Iowa has an unusual tax break for capital gains on business property held for a long time. You don't have to pay Iowa taxes on certain capital gains from the sale of business assets if you have both

1. Held the property for 10 years, and
2. "materially participated" in the business for 10 years.

This week the Iowa Department of Revenue ruled that if you buy your interest in the business in pieces, your holding period is also measured in pieces, and only the pieces held for 10 years qualify for the capital gains break.

THE COLOR CONVERTING SAGA

Chandrakant Shah began working for Color Converting Industries, an S corporation, in November 1978. He first acquired an ownership interest in the business in 1983. The S corporation later contributed the assets of the business to a limited liability company, Color Converting LLC; the S corporation continued in existence as an owner of the LLC.

He acquired additional interests in 2001 by setting up a new S corporation to buy additional interests in Color Converting LLC. At this point he had interests in two S corporations owning interests in the same LLC.

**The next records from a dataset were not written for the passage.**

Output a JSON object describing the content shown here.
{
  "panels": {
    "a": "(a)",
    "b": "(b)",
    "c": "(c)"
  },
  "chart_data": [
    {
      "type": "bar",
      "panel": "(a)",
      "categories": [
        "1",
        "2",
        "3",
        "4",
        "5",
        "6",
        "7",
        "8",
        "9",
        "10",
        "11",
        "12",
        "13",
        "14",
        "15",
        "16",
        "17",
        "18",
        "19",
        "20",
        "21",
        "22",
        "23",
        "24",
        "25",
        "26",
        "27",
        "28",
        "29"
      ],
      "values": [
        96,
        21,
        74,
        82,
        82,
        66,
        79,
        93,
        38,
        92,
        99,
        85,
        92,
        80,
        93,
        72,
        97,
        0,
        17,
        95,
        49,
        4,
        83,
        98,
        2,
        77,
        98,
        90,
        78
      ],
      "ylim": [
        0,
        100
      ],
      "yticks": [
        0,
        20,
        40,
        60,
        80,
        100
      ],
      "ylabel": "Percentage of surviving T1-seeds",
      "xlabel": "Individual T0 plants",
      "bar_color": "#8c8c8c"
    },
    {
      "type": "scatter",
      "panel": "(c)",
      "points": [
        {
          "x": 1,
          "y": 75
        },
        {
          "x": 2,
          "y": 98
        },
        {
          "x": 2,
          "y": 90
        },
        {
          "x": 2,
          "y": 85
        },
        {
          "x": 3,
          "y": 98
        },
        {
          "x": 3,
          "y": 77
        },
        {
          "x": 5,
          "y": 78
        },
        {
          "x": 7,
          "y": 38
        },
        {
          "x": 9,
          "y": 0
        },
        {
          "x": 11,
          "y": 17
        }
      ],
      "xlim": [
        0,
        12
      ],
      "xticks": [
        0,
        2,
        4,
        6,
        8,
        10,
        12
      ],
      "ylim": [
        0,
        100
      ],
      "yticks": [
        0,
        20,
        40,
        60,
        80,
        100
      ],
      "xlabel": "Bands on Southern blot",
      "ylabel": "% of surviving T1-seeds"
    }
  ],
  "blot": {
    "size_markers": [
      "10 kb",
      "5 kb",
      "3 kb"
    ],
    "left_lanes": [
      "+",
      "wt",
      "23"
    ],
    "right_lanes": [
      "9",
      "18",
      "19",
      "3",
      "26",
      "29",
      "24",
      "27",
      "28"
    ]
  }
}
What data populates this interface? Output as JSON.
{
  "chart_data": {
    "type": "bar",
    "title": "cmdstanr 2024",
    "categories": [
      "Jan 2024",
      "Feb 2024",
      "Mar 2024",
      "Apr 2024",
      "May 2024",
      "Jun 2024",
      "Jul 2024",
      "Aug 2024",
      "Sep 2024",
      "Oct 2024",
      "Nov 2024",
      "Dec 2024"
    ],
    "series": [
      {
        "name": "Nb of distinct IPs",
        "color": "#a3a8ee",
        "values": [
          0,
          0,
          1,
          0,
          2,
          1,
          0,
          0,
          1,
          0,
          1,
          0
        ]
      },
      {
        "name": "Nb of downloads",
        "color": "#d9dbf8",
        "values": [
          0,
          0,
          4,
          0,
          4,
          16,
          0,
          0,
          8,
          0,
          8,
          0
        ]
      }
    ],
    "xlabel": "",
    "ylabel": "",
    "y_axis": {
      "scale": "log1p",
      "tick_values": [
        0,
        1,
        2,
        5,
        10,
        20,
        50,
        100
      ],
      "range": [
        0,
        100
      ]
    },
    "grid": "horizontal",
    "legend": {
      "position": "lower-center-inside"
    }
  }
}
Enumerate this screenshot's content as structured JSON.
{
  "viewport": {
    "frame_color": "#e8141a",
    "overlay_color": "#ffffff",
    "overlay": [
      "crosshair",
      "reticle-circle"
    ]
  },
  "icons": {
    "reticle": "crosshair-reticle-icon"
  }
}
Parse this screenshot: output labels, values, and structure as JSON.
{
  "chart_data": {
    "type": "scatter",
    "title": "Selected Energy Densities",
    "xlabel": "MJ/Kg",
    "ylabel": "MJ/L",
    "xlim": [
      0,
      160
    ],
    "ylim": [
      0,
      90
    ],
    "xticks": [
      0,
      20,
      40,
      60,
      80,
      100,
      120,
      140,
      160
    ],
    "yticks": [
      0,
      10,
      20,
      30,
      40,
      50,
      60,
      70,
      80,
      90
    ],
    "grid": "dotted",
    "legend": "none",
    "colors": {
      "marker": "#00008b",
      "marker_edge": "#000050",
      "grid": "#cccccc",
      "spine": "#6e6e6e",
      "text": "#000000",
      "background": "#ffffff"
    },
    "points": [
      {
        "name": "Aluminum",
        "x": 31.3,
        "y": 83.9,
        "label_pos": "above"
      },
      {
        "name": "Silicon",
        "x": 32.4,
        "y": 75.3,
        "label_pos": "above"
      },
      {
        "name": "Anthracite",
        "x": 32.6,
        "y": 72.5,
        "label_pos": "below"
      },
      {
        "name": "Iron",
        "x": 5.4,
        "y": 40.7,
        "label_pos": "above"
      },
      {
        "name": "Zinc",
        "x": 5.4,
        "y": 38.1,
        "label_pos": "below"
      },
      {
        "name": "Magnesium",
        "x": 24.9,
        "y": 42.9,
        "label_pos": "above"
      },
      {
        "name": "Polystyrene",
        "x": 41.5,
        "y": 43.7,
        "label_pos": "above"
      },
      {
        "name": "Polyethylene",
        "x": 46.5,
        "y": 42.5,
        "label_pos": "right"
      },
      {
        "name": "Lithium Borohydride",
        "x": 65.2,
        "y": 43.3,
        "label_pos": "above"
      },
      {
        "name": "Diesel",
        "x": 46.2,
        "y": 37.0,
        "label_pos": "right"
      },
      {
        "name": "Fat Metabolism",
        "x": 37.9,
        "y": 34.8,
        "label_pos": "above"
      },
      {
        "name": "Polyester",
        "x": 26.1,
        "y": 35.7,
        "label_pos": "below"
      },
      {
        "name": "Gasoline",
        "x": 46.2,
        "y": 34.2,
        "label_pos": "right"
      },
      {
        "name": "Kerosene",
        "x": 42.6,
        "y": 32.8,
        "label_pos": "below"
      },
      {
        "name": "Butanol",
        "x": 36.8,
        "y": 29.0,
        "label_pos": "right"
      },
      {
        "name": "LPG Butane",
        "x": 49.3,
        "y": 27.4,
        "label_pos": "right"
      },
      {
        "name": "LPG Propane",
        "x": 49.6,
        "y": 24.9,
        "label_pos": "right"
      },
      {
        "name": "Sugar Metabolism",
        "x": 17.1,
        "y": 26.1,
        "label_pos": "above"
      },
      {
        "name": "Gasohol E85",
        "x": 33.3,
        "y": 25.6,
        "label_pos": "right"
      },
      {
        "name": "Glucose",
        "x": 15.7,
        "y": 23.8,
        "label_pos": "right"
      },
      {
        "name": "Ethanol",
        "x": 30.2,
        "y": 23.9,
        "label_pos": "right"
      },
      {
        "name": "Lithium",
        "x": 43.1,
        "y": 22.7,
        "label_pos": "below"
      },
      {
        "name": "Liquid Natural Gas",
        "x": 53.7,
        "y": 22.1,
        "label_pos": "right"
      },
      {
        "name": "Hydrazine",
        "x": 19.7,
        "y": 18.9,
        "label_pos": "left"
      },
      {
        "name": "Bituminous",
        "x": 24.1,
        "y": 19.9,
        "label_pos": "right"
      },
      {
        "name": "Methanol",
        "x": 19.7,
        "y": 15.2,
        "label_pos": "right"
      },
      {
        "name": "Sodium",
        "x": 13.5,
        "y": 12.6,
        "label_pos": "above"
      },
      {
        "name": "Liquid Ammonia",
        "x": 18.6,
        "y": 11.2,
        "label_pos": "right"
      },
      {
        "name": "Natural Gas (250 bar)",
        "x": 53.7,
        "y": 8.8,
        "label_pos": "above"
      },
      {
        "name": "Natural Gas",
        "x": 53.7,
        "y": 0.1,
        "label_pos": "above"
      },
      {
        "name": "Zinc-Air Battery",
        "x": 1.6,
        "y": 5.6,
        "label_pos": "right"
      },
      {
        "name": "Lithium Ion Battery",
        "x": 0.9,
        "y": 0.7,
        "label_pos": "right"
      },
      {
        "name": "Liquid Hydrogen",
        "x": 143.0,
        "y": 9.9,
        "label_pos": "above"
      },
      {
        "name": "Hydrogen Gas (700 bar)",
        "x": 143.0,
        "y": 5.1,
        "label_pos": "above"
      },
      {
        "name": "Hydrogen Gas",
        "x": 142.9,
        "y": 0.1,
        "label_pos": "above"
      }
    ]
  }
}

When the business sold its assets in 2003, the gain was taxed on the returns of its owners, including Mr. Shah. Mr. Shah claimed the Iowa exemption for all of the capital gain passing through to his 1040 through his two S corporations. The Department disagreed:

Because Protesters seek a deduction for capital gain resulting from the sale of their entire interest in the business, and not merely a portion of the interest, the period of time that Protesters held that interest is relevant. The Department does not dispute that the portion of the sale representing Protesters’ interest in the business that was acquired in 1983 meets the requirements of 422.7(21). Protesters maintained an ownership interest in the business despite the fact that the business entity changed. At the time of the sale of the business, Protesters held this interest in the business for more than ten years and materially participated in the business for more than 10 years. Protesters contend however, that because the capital gain from the sale of their interest acquired in 1983 qualifies for the capital gain exclusion, that the property interest acquired in 2001 should also qualify for the exclusion.

Iowa enacted new holding period legislation this year that applies federal holding period rules to the capital gain exclusion. As federal law would treat the two interests acquired as having their own holding periods, the Iowa holding here likely would have been the same under the new law.